A new survey has found that college students who cheated on a simple task were more likely to want government jobs in adulthood. The new study of hundreds of students in Bangalore, India, was conducted by researchers from Harvard University and the University of Pennsylvania.

Researchers carried out a series of experiments with more than 600 students finishing up college in India. The study, which is released as a working paper by the National Bureau of Economic Research, showed that one of the contributing forces behind government corruption could be who gets into government work in the first place, writes Emily Alpert Reyes of Los Angeles Times.

In one test, college students were asked to privately roll a die and report what number they got. The higher the number, the more they would get paid. Each student rolled the die 42 times.

"If people have the view that jobs in government are corrupt, people who are honest might not want to get into that system," said Rema Hanna, an associate professor at the Kennedy School of Government at Harvard. To combat that problem, governments may need to find new ways to screen people seeking jobs, she said.

Although researchers do not know for sure if any one student lied, they could tell whether the numbers each person reported were wildly different than what would turn up randomly — in other words, whether there were a suspiciously high number of 5s and 6s in their results.

Researchers found that more than a third of students had scores that fell in the top 1% of the predicted distribution, and students who apparently cheated were 6.3% more likely to say they wanted to work in government, according to study.

"Overall, we find that dishonest individuals — as measured by the dice task — prefer to enter government service," according to Hanna and coauthor Shing-yi Wang, an assistant professor at the University of Pennsylvania's Wharton School.

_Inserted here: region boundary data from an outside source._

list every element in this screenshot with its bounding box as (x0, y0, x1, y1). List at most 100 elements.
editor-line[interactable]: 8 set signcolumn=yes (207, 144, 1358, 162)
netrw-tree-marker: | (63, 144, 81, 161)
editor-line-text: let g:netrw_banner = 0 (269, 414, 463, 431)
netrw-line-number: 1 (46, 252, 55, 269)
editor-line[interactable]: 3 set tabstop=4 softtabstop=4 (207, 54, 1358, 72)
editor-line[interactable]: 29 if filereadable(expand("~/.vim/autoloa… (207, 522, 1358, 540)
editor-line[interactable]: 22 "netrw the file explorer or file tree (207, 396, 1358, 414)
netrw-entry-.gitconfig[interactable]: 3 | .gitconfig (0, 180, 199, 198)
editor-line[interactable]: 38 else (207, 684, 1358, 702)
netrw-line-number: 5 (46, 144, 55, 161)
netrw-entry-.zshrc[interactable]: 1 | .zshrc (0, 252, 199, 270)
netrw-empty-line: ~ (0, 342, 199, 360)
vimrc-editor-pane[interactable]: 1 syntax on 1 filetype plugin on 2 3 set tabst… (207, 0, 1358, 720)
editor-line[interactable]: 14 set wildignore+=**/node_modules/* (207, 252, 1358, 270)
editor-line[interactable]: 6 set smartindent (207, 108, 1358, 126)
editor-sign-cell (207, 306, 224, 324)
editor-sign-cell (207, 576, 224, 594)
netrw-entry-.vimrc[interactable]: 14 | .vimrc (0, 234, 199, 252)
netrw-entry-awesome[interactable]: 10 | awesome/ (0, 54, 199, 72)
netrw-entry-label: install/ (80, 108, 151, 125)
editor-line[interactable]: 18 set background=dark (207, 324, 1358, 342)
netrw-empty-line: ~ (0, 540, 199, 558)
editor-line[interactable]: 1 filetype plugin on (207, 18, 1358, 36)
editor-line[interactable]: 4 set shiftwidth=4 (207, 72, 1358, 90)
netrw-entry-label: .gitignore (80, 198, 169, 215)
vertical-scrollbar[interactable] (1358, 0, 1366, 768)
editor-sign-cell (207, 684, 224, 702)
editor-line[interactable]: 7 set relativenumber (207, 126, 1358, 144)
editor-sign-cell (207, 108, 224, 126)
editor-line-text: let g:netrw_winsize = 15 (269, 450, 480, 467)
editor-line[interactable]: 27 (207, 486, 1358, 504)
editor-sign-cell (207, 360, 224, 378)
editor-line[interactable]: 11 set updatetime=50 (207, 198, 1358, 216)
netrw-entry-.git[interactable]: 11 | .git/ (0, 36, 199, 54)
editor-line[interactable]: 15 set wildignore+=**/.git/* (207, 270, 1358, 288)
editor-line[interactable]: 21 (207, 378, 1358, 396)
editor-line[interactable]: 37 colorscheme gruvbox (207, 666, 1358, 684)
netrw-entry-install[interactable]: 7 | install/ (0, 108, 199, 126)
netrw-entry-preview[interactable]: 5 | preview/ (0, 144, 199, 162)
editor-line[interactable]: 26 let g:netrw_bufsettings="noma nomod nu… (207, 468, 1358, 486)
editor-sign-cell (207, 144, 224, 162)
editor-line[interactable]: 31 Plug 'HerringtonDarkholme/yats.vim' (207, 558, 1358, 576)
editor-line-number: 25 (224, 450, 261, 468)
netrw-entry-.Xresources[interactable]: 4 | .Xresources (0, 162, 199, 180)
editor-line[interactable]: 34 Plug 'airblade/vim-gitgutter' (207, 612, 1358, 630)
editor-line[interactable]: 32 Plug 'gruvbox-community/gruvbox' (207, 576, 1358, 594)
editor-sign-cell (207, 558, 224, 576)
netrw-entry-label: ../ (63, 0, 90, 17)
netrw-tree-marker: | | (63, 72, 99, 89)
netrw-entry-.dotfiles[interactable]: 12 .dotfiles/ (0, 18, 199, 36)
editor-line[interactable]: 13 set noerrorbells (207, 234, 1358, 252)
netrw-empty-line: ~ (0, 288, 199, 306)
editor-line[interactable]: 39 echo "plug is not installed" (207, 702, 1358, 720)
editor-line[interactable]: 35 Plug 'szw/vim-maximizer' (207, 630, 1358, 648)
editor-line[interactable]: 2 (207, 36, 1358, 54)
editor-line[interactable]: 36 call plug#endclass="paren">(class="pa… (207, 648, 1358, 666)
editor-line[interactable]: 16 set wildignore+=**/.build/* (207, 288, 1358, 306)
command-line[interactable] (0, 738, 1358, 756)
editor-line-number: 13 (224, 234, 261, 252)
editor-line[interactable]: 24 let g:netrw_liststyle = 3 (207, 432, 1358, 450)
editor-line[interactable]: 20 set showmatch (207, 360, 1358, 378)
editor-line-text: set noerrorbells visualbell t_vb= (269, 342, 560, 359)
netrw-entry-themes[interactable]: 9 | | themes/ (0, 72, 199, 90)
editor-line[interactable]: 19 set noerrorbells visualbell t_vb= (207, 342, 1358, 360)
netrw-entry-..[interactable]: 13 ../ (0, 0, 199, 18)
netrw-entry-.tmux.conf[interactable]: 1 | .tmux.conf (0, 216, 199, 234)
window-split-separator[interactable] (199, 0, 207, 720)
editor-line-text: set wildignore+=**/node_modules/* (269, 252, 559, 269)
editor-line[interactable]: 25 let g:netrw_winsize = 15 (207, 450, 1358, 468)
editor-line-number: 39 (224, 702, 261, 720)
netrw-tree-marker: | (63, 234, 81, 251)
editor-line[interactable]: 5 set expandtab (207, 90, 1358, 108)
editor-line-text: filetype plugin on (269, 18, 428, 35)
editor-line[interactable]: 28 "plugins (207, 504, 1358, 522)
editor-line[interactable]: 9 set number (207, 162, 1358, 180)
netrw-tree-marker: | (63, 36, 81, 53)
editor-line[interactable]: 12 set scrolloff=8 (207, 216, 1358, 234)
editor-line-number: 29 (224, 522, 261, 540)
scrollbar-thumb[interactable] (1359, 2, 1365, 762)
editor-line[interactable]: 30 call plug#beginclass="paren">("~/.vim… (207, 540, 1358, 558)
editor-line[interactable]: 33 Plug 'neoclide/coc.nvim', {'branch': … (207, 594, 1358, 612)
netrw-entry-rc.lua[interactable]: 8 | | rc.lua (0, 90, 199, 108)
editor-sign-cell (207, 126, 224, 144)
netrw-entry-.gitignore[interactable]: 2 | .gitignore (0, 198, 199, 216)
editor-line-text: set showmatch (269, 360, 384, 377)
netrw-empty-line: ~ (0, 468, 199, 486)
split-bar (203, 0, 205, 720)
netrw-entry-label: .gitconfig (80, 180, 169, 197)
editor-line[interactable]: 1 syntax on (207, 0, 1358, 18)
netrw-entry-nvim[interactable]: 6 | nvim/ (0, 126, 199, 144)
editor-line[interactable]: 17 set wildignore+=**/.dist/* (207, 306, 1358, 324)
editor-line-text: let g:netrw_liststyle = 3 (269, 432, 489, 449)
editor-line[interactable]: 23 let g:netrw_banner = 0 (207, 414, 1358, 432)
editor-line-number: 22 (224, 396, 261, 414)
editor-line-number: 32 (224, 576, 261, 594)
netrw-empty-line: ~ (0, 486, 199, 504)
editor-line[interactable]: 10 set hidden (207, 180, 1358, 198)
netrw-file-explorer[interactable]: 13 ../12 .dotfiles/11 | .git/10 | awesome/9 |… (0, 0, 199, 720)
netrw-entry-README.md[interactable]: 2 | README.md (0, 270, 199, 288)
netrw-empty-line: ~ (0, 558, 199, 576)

Researchers give the same test to a smaller set of government nurses and found that those who appear to have cheated with the dice were also more likely to skip work.

Additionally, researchers ran other tests to gauge character. In another test, students played a game in which they could send a message anonymously to another player, either telling them honestly what move would earn them more money, or dishonestly nudging them toward a worse choice. Tricking the other student would help them gain more money.

In a third test, students were asked to divide up a sum of rupees between themselves and a charity of their choice. For each rupee they chose to donate, the amount given to charity would double. In some other tests, researchers measured their memory and cognitive ability, or quizzed students about whether they would cheat on exams or believed that most businesses paid bribes.

According to a Transparency International index, India is ranked 94th out of 176 countries and territories in perceived corruption. Complaints of corruption have stirred up past scandals in India.

Researchers said they were curious whether the same results turn up in other countries where government workers get higher wages and corruption is seen as less of a problem.